Siyasal iletişimin bu nitelikleri, toplumlarda katılımcı bir demokratik yapının yerleşebilmesini sağlama sorumluluğu açısından da önem arz eder. Bu iletişim etkinliği; halk için ulaşılamaz gibi görünen liderlerin ulaşılabilir bir yakınlığa gelmesi, seçmenlerin oluşturdukları kamuoyu fikrini özgürce açıklayabilmesi, yine seçmenlerin farklı kaynaklardan elde ettiği ve oy verme davranışı konusunda bilinç geliştirmesini sağlayan bilgileri alabilmesi ve siyasal açıdan yanıtlanması gereken sorulara yanıt bulabilmesi için önemli ve gereklidir.

Ancak tüm bunların mümkün olabilmesi için siyasal iletişim etkinliğinin iki ucunda bulunan politik aktörler ve seçmenlerin ortak bir noktada buluşması gerekiyor. Bu da ancak, siyasal iletişim etkinliğini çoğunlukla başlatan taraf olarak politik aktörlerin, genel seçmen kitlelerine uygun içerikler oluşturup sunmasıyla ve onlara hitap eden bir dil kullanmasıyla mümkün olabilir.

Demokrasinin hakim olduğu toplumsal yapılarda özgür iradenin bir yansıması sayılan seçimler toplumsal gelişmenin de bir örneğidir. Siyasi aktörlerin halkın içinden gelmesi ve “Ben sizin gibiyim, sizden biriyim.” algısı yaratması, seçmenin gözünde oluşturduğu güvenden ziyade evin bir ferdi konumuna getirilmesi, ulaşılabilirliğini de artıran bir unsurdur. Siyasi aktör olarak ortaya çıkan kişinin halkın dilinden anlaması ve buna yönelik stratejiler geliştirmesi oy potansiyelini artıran unsurlar olarak karşımıza çıkmaktadır.

Yapılan araştırmalarda genellikle seçmen bireyin, herhangi bir siyasi aktöre karşı duyduğu sevginin ve bağlılığın hayatı boyunca sürdüğü, oy verme davranışında direkt etkili olduğu görüşü genel kabul görmektedir.
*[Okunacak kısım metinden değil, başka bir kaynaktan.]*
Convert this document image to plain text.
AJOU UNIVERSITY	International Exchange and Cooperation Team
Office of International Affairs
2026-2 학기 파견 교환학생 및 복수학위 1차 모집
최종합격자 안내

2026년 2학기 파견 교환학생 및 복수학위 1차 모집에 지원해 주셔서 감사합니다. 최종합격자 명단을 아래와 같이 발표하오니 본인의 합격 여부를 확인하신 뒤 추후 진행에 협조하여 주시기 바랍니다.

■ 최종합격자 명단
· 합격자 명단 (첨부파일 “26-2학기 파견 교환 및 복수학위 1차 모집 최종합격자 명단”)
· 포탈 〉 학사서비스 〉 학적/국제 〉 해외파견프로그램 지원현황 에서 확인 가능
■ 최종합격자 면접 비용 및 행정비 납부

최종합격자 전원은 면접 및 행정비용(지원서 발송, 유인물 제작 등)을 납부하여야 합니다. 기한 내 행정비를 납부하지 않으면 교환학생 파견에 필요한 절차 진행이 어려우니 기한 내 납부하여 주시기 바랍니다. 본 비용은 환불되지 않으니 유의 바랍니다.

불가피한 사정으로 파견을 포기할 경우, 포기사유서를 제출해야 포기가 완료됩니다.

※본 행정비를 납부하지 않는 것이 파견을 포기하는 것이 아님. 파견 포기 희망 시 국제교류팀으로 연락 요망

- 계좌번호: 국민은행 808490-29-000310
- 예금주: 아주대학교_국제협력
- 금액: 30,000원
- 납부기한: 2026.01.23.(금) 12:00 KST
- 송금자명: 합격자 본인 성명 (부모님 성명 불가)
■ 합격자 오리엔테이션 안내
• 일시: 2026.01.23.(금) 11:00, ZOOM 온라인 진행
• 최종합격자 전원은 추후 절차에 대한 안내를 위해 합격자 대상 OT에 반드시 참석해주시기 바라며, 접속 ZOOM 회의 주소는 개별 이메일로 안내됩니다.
Yapılan bir araştırmada; seçmenlerin seçimlerde oy vermelerinde etkili siyasal aktiviteleri ; % 10.2’si mitinglerin, % 66.8’si siyasi partilerin söylem vaatlerinin, % 9.2’si Siyasal içerikli medya haberlerinin, % 11.0’nin ev veya grup toplantılarının , % 2.8’i Aday ve kurmaylarının kapı kapı dolaşarak seçmenleri yüz yüze ziyaretleri oy vermelerinde etkili olduğu şeklinde sıralanabilir.
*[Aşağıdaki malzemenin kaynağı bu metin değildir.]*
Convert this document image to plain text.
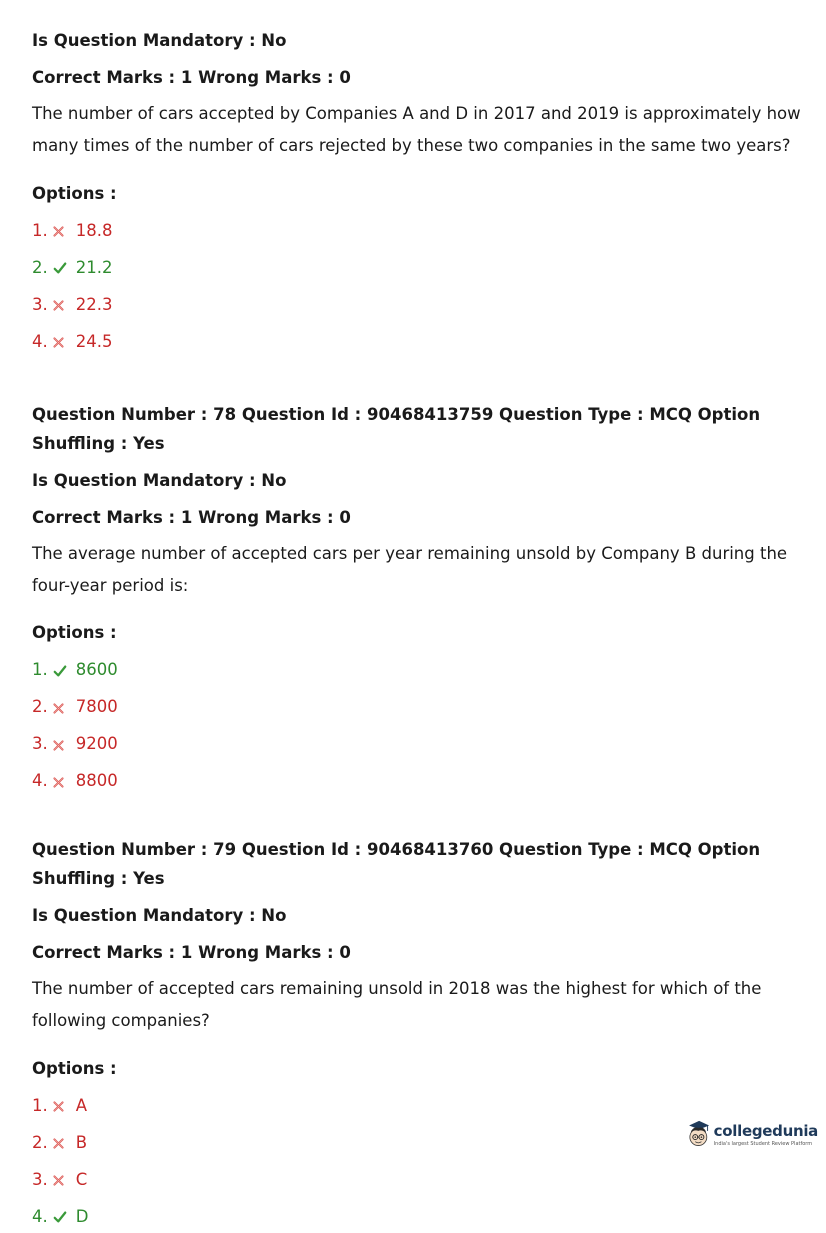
Is Question Mandatory : No

Correct Marks : 1 Wrong Marks : 0

The number of cars accepted by Companies A and D in 2017 and 2019 is approximately how many times of the number of cars rejected by these two companies in the same two years?

Options :

1. 18.8
2. 21.2
3. 22.3
4. 24.5

Question Number : 78 Question Id : 90468413759 Question Type : MCQ Option Shuffling : Yes

Is Question Mandatory : No

Correct Marks : 1 Wrong Marks : 0

The average number of accepted cars per year remaining unsold by Company B during the four-year period is:

Options :

1. 8600
2. 7800
3. 9200
4. 8800

Question Number : 79 Question Id : 90468413760 Question Type : MCQ Option Shuffling : Yes

Is Question Mandatory : No

Correct Marks : 1 Wrong Marks : 0

The number of accepted cars remaining unsold in 2018 was the highest for which of the following companies?

Options :

1. A
2. B
3. C
4. D
collegedunia
India's largest Student Review Platform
Halk kendisini ve ihtiyaçlarını bilen, anlayan bir lider ister. Siyasi aktörler toplum içerisinde, kanaat önderi olarak gücü temsil eden taraftır. Siyasi liderler bunu çok iyi bilirler ki; bu doğrultuda seçim kampanyalarıyla ilgili görsellere baktığınızda tek bir şey görürsünüz halkın gönlünü kazanmaya çalışan bir LİDER !
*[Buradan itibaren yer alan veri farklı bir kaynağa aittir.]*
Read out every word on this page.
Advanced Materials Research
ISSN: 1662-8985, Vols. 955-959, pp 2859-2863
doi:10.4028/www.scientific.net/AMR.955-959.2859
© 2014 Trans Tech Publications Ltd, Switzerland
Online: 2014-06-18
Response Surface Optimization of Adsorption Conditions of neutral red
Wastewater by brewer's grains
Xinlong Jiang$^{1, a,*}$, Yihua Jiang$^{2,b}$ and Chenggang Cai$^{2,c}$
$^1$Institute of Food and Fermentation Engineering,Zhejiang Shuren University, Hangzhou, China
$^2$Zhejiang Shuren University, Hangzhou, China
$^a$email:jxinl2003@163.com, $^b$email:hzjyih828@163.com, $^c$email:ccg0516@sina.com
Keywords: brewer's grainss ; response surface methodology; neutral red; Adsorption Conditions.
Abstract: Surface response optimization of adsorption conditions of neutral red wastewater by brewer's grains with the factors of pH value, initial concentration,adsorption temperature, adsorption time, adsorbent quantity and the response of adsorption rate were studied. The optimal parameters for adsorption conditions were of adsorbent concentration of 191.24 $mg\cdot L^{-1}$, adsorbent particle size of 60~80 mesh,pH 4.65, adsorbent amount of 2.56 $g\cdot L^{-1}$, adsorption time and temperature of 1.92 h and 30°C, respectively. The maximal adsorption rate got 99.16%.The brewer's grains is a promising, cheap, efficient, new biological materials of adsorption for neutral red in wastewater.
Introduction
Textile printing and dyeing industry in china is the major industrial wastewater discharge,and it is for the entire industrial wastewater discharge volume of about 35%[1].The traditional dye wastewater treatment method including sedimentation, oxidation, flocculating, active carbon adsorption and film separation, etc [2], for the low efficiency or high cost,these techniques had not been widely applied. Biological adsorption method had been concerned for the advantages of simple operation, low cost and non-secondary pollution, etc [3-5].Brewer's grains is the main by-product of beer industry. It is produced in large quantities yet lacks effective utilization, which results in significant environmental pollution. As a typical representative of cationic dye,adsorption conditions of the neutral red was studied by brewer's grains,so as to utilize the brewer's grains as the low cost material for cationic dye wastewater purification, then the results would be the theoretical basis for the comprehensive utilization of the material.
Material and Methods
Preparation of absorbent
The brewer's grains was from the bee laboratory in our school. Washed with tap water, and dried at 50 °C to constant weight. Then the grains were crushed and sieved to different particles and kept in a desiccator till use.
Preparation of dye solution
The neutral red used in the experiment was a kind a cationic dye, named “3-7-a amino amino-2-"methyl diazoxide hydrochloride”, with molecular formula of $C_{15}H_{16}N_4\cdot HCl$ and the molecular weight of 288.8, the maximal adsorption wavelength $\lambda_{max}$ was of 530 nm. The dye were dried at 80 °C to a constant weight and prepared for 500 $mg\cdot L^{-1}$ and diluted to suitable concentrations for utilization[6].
Güçlü bir siyasal iletişimin çeşitli unsurlara dayanması ve bunların stratejik anlamda iyi yönetilmesi siyasetin arka planını oluştururken, halkın beklentileri, değerleri ve bakış açıları nezdinde doğru yapılan tespitlerin başarılı bir yönetime işaret ettiği görülmektedir.

Güçlü bir lider kullandığı dil, sergilediği duruş ve ideolojileri bakımından halkın geneline hitap edebiliyorsa iktidarı garantilemiş demektir. Halkın etkilenmesi ve harekete geçmesi ancak duymak istediklerini duyduğunda mümkün olabilmektedir. Dolayısıyla “halkın adamı” olabilen liderler uzun süre gündemde ve iktidarda kalabilmiş bir lider olarak tarih sahnesinde her daim yerini alacaktir.